Mademoiselle de Sciidéry idolâtrait le petit Olivier, qu’elle enlevait à sa mère des heures, des jours entiers pour le caresser et le choyer. Il arriva ainsi que l’enfant s’habitua tout à fait à elle, et restait aussi volontiers près d’elle que de sa mère. Trois années s’étaient écoulées, lorsque les confrères de Brusson s’étant ligués contre lui par envie, il se vit bientôt privé de travail, et réduit peu-à-peu à une telle gêne, qu’il pouvait à peine se procurer sa nourriture de chaque jour. Tourmenté, en outre, du vif désir de revoir Genève, sa douce patrie, il se décida enfin à aller s’y établir avec sa petite famille, et partit malgré les instances de mademoiselle de Scudéry qui lui promettait tous les secours possibles. Anne écrivit encore deux ou trois fois à sa mère d’adoption, puis elle garda le silence, et la demoiselle l’excusa, en pensant que son heureuse condition dans le pays de son époux avait effacé dans son esprit tous les souvenirs de sa vie passée. — Il y avait alors précisément vingt-trois ans que Brusson avait quitté Paris avec sa femme et son enfant, pour se rendre à Genève.

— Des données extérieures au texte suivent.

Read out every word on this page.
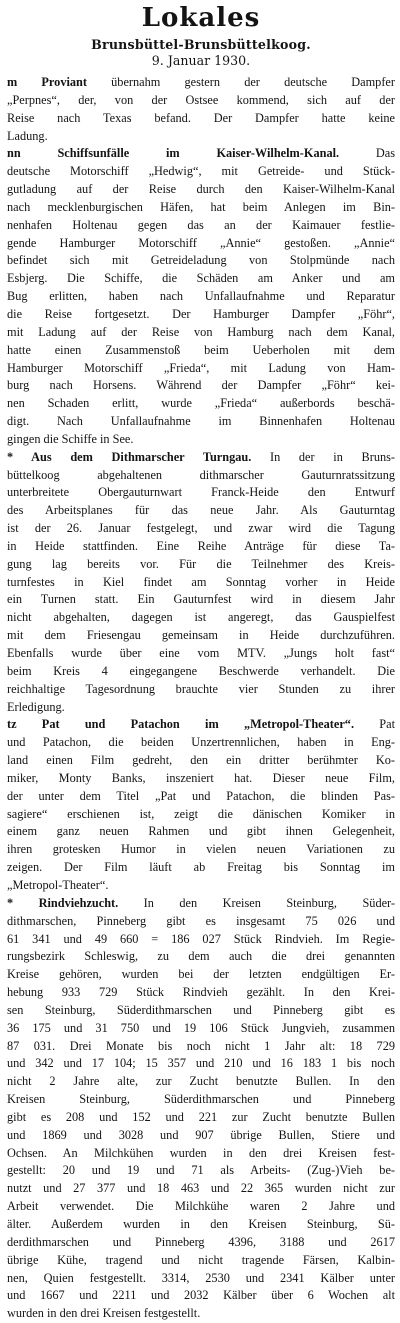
Lokales
Brunsbüttel-Brunsbüttelkoog.
9. Januar 1930.
m Proviant übernahm gestern der deutsche Dampfer
„Perpnes“, der, von der Ostsee kommend, sich auf der
Reise nach Texas befand. Der Dampfer hatte keine
Ladung.
nn Schiffsunfälle im Kaiser-Wilhelm-Kanal. Das
deutsche Motorschiff „Hedwig“, mit Getreide- und Stück-
gutladung auf der Reise durch den Kaiser-Wilhelm-Kanal
nach mecklenburgischen Häfen, hat beim Anlegen im Bin-
nenhafen Holtenau gegen das an der Kaimauer festlie-
gende Hamburger Motorschiff „Annie“ gestoßen. „Annie“
befindet sich mit Getreideladung von Stolpmünde nach
Esbjerg. Die Schiffe, die Schäden am Anker und am
Bug erlitten, haben nach Unfallaufnahme und Reparatur
die Reise fortgesetzt. Der Hamburger Dampfer „Föhr“,
mit Ladung auf der Reise von Hamburg nach dem Kanal,
hatte einen Zusammenstoß beim Ueberholen mit dem
Hamburger Motorschiff „Frieda“, mit Ladung von Ham-
burg nach Horsens. Während der Dampfer „Föhr“ kei-
nen Schaden erlitt, wurde „Frieda“ außerbords beschä-
digt. Nach Unfallaufnahme im Binnenhafen Holtenau
gingen die Schiffe in See.
* Aus dem Dithmarscher Turngau. In der in Bruns-
büttelkoog abgehaltenen dithmarscher Gauturnratssitzung
unterbreitete Obergauturnwart Franck-Heide den Entwurf
des Arbeitsplanes für das neue Jahr. Als Gauturntag
ist der 26. Januar festgelegt, und zwar wird die Tagung
in Heide stattfinden. Eine Reihe Anträge für diese Ta-
gung lag bereits vor. Für die Teilnehmer des Kreis-
turnfestes in Kiel findet am Sonntag vorher in Heide
ein Turnen statt. Ein Gauturnfest wird in diesem Jahr
nicht abgehalten, dagegen ist angeregt, das Gauspielfest
mit dem Friesengau gemeinsam in Heide durchzuführen.
Ebenfalls wurde über eine vom MTV. „Jungs holt fast“
beim Kreis 4 eingegangene Beschwerde verhandelt. Die
reichhaltige Tagesordnung brauchte vier Stunden zu ihrer
Erledigung.
tz Pat und Patachon im „Metropol-Theater“. Pat
und Patachon, die beiden Unzertrennlichen, haben in Eng-
land einen Film gedreht, den ein dritter berühmter Ko-
miker, Monty Banks, inszeniert hat. Dieser neue Film,
der unter dem Titel „Pat und Patachon, die blinden Pas-
sagiere“ erschienen ist, zeigt die dänischen Komiker in
einem ganz neuen Rahmen und gibt ihnen Gelegenheit,
ihren grotesken Humor in vielen neuen Variationen zu
zeigen. Der Film läuft ab Freitag bis Sonntag im
„Metropol-Theater“.
* Rindviehzucht. In den Kreisen Steinburg, Süder-
dithmarschen, Pinneberg gibt es insgesamt 75 026 und
61 341 und 49 660 = 186 027 Stück Rindvieh. Im Regie-
rungsbezirk Schleswig, zu dem auch die drei genannten
Kreise gehören, wurden bei der letzten endgültigen Er-
hebung 933 729 Stück Rindvieh gezählt. In den Krei-
sen Steinburg, Süderdithmarschen und Pinneberg gibt es
36 175 und 31 750 und 19 106 Stück Jungvieh, zusammen
87 031. Drei Monate bis noch nicht 1 Jahr alt: 18 729
und 342 und 17 104; 15 357 und 210 und 16 183 1 bis noch
nicht 2 Jahre alte, zur Zucht benutzte Bullen. In den
Kreisen Steinburg, Süderdithmarschen und Pinneberg
gibt es 208 und 152 und 221 zur Zucht benutzte Bullen
und 1869 und 3028 und 907 übrige Bullen, Stiere und
Ochsen. An Milchkühen wurden in den drei Kreisen fest-
gestellt: 20 und 19 und 71 als Arbeits- (Zug-)Vieh be-
nutzt und 27 377 und 18 463 und 22 365 wurden nicht zur
Arbeit verwendet. Die Milchkühe waren 2 Jahre und
älter. Außerdem wurden in den Kreisen Steinburg, Sü-
derdithmarschen und Pinneberg 4396, 3188 und 2617
übrige Kühe, tragend und nicht tragende Färsen, Kalbin-
nen, Quien festgestellt. 3314, 2530 und 2341 Kälber unter
und 1667 und 2211 und 2032 Kälber über 6 Wochen alt
wurden in den drei Kreisen festgestellt.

« Oh ! c’est affreux ! s’écria mademoiselle de Scudéry après s’être un peu remise, tu es Olivier ? — le fils de ma chère Anne ! — Et maintenant !… » Olivier reprit avec calme : « Assurément, ma digne demoiselle, vous n’auriez jamais pu prévoir que cet enfant que vous gâtiez comme la plus tendre des mères, auquel, en le balançant sur vos genoux, vous aviez sans cesse quelque friandise à mettre à la bouche, auquel vous prodiguiez les noms les plus doux, serait un jour, étant devenu homme, amené devant vous, comme accusé d’un crime atroce ! — Je ne suis pas exempt de reproches, la chambre ardente peut avec raison me traiter en criminel ; mais, aussi vrai que j’espère mourir en état de grâce, même sous la main du bourreau, je suis pur de sang versé et n’ai commis aucun meurtre : je ne suis ni coupable ni responsable de la mort du malheureux Cardillac ! — »

Olivier, à ces mots, fut saisi d’un tremblement convulsif, et chancela sur ses jambes. Mademoiselle de Scudéry lui indiqua silencieusement une petite chaise placée à côté de lui. Il s’assit lentement, et commença son récit.